Du coup, tous les trois jours environ, je reçois un nouveau mail, intitulé Kyoto ou pas ? ou bien Okinawa ! Et si je n’y réponds pas sous vingt-quatre heures, je reçois une relance Facebook sous forme d’un point d’interrogation accusateur. Faîtes des cousines, je vous jure.
K.
Bon, on s’éloigne un peu du sujet boutique. C’est-à-dire que je ne sais pas trop bien quoi dire, à part que je suis en retard sur à peu près tout. Il faut que j’envoie masse de communiqués de presse, de mails et de retape aux gens pour essayer de faire circuler l’info de l’ouverture de ce nouveau concept trop swag. Il faut que j’organise le planning de ma mère. Il faut que je rédige les descriptifs de tous les produits qu’il y a sur le site, et ça devient vite très relou d’écrire vingt mille fois Ce superbe soutien-gorge galbera votre poitrine grâce à sa forme balconnet. Il faut que je prépare un peu mon cocktail d’ouverture, que j’envoie à la banque les justificatifs qui vont me permettre de toucher mon prêt, que je trouve des boîtes dans lesquelles envoyer les produits. J’aimerais voir mes amis aussi, ils me manquent. Et accessoirement, il faut que je consolide aussi.
Nouveau Moi est sympa, ça se confirme. On doit bosser ensemble toute la semaine prochaine, donc il vaut mieux. Collègue Brune, c’est ma copine, elle me fait des tresses le matin en arrivant quand je lui demande, on parle pilules et relations de couple et je lui fais des blagues pourries. Spychopat est fidèle à lui-même, de plus en plus ailleurs. Il nous snobe parce qu’il a beaucoup de travail et qu’il travaille en direct avec la chef, donc il fait des horaires de fou. Ça ne nous impressionne pas plus que ça.
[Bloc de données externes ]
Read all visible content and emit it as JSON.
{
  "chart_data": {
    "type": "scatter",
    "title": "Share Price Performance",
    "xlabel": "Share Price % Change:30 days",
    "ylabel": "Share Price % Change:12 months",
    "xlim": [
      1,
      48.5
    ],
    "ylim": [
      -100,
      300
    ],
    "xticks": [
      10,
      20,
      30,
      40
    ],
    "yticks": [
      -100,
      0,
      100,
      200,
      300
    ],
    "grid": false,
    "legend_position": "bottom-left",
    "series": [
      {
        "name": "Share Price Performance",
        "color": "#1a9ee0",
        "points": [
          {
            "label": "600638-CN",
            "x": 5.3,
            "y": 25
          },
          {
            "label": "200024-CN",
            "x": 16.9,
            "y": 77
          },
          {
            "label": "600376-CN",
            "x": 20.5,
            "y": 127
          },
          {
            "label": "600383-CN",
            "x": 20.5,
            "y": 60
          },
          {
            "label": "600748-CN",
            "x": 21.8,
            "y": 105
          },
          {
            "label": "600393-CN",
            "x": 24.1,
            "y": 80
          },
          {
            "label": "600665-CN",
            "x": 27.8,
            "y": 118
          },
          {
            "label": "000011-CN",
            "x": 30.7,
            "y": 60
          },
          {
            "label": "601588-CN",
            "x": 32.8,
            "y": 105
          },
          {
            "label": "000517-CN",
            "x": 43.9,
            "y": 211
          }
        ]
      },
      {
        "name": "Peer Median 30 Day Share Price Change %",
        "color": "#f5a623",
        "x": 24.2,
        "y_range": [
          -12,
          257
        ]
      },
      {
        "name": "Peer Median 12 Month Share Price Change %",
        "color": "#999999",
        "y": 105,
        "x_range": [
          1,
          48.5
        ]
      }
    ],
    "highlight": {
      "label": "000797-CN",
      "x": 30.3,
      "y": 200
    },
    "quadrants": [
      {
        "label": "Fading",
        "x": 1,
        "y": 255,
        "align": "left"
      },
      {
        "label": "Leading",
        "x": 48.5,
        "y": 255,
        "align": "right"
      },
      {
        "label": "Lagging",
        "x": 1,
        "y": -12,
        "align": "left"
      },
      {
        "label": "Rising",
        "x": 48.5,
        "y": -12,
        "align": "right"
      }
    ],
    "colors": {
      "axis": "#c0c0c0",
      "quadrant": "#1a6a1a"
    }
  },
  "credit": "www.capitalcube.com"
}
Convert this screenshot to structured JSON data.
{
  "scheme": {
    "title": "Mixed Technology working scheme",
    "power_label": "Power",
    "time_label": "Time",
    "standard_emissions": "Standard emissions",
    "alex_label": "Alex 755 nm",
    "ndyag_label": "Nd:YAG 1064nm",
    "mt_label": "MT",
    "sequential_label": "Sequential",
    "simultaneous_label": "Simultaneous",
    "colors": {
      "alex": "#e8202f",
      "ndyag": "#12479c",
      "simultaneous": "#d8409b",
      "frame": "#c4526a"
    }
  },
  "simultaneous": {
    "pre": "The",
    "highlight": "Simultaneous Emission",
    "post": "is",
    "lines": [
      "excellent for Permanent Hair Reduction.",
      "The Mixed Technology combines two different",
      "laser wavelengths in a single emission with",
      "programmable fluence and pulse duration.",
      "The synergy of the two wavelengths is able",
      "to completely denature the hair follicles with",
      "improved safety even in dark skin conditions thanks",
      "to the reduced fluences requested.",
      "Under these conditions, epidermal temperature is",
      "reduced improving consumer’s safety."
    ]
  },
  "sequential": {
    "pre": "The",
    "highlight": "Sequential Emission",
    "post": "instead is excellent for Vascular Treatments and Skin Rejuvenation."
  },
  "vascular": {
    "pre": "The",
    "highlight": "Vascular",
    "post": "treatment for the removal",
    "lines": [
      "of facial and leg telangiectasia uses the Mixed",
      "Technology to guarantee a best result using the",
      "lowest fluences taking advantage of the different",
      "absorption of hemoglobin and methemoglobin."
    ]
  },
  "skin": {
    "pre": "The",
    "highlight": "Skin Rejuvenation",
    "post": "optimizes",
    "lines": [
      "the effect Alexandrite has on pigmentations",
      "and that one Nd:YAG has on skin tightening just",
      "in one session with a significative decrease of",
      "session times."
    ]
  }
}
Ce midi, gros débat sur les filles qui mettent des décolletés, pourquoi elles mettent des décolletés, qu’est-ce que ça veut dire quand elles mettent des décolletés ? Ma fidèle Collègue Brune et moi-même avons fait face à un Spychopat très en forme qui a réussi à nous sortir des énormités du type Si la fille met une jupe courte, c’est sûr qu’elle sera déjà un peu plus d’accord ou bien De toutes façons, nous les hommes on a des pulsions, tu ne peux pas nous demander de les réprimer. Ensuite, à la pause galette, il m’a proposé qu’on en discute tous les deux tranquillement autour d’un dîner. Damnit, je flippe. Dieu sait pourtant que je n’avais ni jupe ni décolleté.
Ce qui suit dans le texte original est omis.